(06 MAYIS PERŞEMBE)
17 günlük tam kapanma sürecini burada geçirmeyi istememin en büyük sebebi, köydeki köpekleri beslemekti. Kimse bir şey getirmezse ölmeye mahkumlar çünkü, ama beni çok sevindiren, bizden başkalarının da yiyecek bırakmaya gelmeleri oldu. Bazen ciğer bazen mama bazen ekmek, fark etmez- birileri daha onları dert edinmiş kendine. Ne yazık ki her gün her bölgeyi beslemek mümkün olmuyor, gün aşırı besleyebiliyoruz. O kadar çoklar ki, yetişemiyoruz... Ufaklıklar su tankından su içemiyorlar, boyları yetişmiyor, onlara ayrıca küçük kaplara her gün su koymaya çalışıyoruz. Bir tek beni düşündüren, 2 gün İstanbul'da kaldığımızda suları olacak mı?

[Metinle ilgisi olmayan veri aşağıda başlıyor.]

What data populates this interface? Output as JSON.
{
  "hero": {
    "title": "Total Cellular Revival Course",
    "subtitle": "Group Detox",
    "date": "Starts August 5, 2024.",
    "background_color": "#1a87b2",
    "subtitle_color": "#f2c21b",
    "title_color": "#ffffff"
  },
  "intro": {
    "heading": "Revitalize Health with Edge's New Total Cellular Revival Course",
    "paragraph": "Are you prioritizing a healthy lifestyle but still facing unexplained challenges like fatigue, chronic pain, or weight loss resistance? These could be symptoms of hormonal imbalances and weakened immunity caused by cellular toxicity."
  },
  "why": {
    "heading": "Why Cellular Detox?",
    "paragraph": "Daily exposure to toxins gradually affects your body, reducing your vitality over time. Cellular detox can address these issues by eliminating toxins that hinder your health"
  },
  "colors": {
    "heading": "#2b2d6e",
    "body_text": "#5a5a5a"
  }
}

Köpekleri beslemeyi görev edinmiş olmamızın haricinde, gün aşırı göle yürüyüş yapıyoruz. Hem mis gibi çiçek kokuları içinde, hem de yemyeşil doğada yapayalnız özgürce yürümek öyle güzel ki... Maske yok, insan yapımı hiçbir şey yok görünürde.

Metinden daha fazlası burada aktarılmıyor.